Bipolar (BP) disorder, also known as "mood swings," is a mood disorder that is characterized by recurrent periods of depression and interspersed by brief periods of elevated mood consisting of increased energy and drive, rapid or sharper thoughts, increased involvement in professional or social activities, a sense of well being and a "can do" feeling, and a decreased need for sleep. Sometimes individuals may experience extreme talkativeness, irritability, over-enthusiasm, over-spending, or boundless energy during these "high" periods. The more mild form of this disorder is called BP type II disorder, while the more severe form is called BP type I (or manic depressive) disorder. BP type II disorder is often difficult to diagnose and is often thought to be recurrent depression. It is much more common than BP type I disorder.

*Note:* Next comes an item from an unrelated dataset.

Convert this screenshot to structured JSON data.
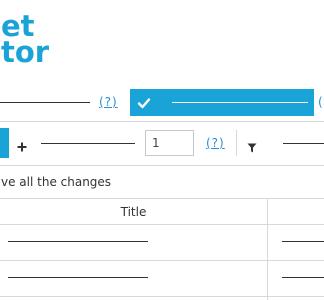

In addition to the symptoms noted above, individuals with BP type I disorder may also have feelings of extreme energy, creativity, and euphoria - that they can achieve almost anything. Individuals experiencing a BP I "high" episode may talk a mile a minute, need very little sleep, and over-engage in pleasurable activities. They often over-spend or put themselves into debt, feel easily angered, have rapid changes in mood, or feel like they are invincible or destined for greatness. Many individuals with BP I disorder say that they enjoy these "high" feelings, and will turn to stimulants or street drugs to try to maintain or recreate these episodes - without much success. Individuals with BP I disorder often exhibit reckless behavior including excessive gambling, excessive spending, or engaging in risky pleasurable or sexual activity. These individuals often become easily angered or irritable with anyone who criticizes their behavior.
On the other hand, individuals with BP type II disorder never have extreme "high" periods, but instead suffer mainly from depression. BP type II disorder affects nearly 2.5% of the US adult population. Individuals with BP type II disorder generally report depressive symptoms beginning in adolescence or teenage years. These episodes often interfere with schoolwork, professional activities, and social and personal relationships. Most individuals with BP type II disorder spend the majority of time in the depressed phase which is associated with high rates of substance abuse, alcoholism, job loss, marital discord, and divorce.
The treatment of BP type I disorder with mood stabilizer medication is now established. However, the treatment of BP type II disorder remains a challenge for clinicians. In this regard, while mood stabilizer therapy is also currently recommended for individuals with BP type II depression, there is reason to believe that antidepressant medications (which are often avoided in BP type I disorder) could be effective for BP type II disorder. Studies of BP type I and BP type II disorder presently being conducted on the DRU at Penn are advancing the field in its understanding of the best treatment approaches for these disorders.